Afrânio: Toffoli age como um "ditador" da pauta do STF

Jurista Afrânio Silva Jardim criticou a atuação do desembargador do TRF4-RS Thompson Flores para Gabriela Hardt seguir na Lava Jato. Também ressaltou que o presidente do STF, Dias Toffoli, age como um "ditador" da pauta do tribunal, segundo interesses vários, e não pauta processos controversos julgados pela Lava Jato

Por Afrânio Silva Jardim, em seu Facebook

O PUNITIVISMO E A DEGRADAÇÃO DO NOSSO SISTEMA DE JUSTIÇA CRIMINAL

NÃO MAIS RESPEITAM O PRINCÍPIO DO "JUIZ NATURAL", QUE VISA IMPEDIR OS CHAMADOS "JUÍZES ENCOMENDADOS".

Tal princípio constitucional objetiva criar as condições objetivas que assegurem a imparcialidade dos juízes, sendo que tal princípio é próprio do Estado de Direito. Sem ele, o Estado de Direito estará "ferido de morte" !!!

Entretanto, ao que parece, o Tribunal Federal da Quarta Região não dá muita "bola" para estas coisas ...

Importantes regras de competência de justiça, de foro e de juízo foram desprezadas para outorgarem ao ex-juiz Sérgio Moro uma absurda "competência universal", conforme denunciei em vários estudos publicados na minha coluna do site Empório do Direito. Entretanto, há muito mais ...

Na verdade, os réus da conhecida "Operação Lava Jato" jamais tiveram julgadores imparciais, inclusive, no segundo grau de jurisdição. Negar isso é adotar uma postura cínica ou ingênua.

Vejam a matéria publicada no site GGN (intitulada "Exclusivo: Thompson Flores atuou para Gabriela Hardt permanecer na Lava Jato").

O Supremo Tribunal Federal assiste a tudo isso de forma insólita. Ele mesmo se utiliza de "manobras" para não reconhecer os direitos subjetivos processuais de vários réus. São muitas as suas "artimanhas processuais". Mencionamos a mais gritante abaixo.

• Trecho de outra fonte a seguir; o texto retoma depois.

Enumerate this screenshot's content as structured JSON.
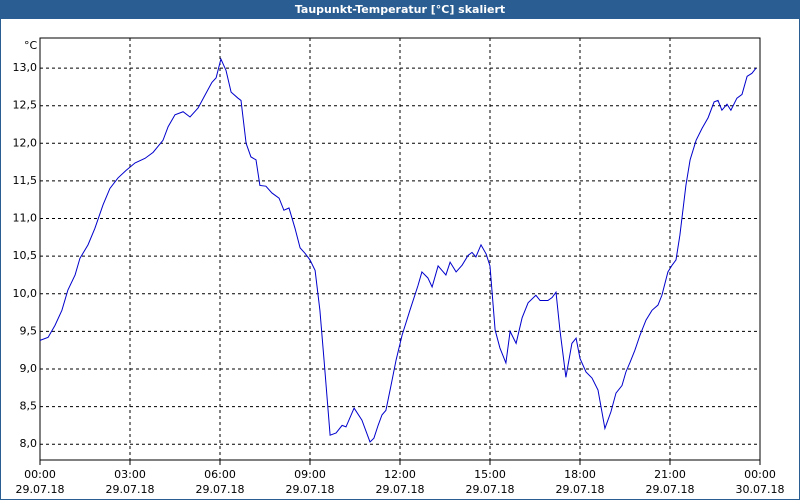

O Ministro Fachin também burla a competência da Segunda Turma do S.T.F. Quando ele percebe, por decisões anteriores, que o seu colegiado vai decidir diferentemente do que ele deseja, o julgador espertalhão encaminha os processos para julgamento pelo Tribunal Pleno.

Pronto, o réu não mais será julgado pelo seu juiz natural e sequer sabe se vai ser julgado, pois o julgamento não se realiza, ficando adiado por tempo indeterminado.

O mais grave é que o presidente Dias Toffoli, agindo com um "ditador" da pauta do tribunal, segundo interesses vários, não pauta estes processos ou marca seus julgamentos para datas distantes.

Por derradeiro, quando afinal o julgamento começa a ser realizado, um ministro punitivista pede vista dos autos e só o traz para julgamento quando lhe interessar, quando quiser !!!

Este é o calvário a que estão sendo submetidos muitos réus desafetos do nosso Sistema de Justiça Criminal, como tem ocorrido com o ex-presidente Lula. Vergonhoso !!!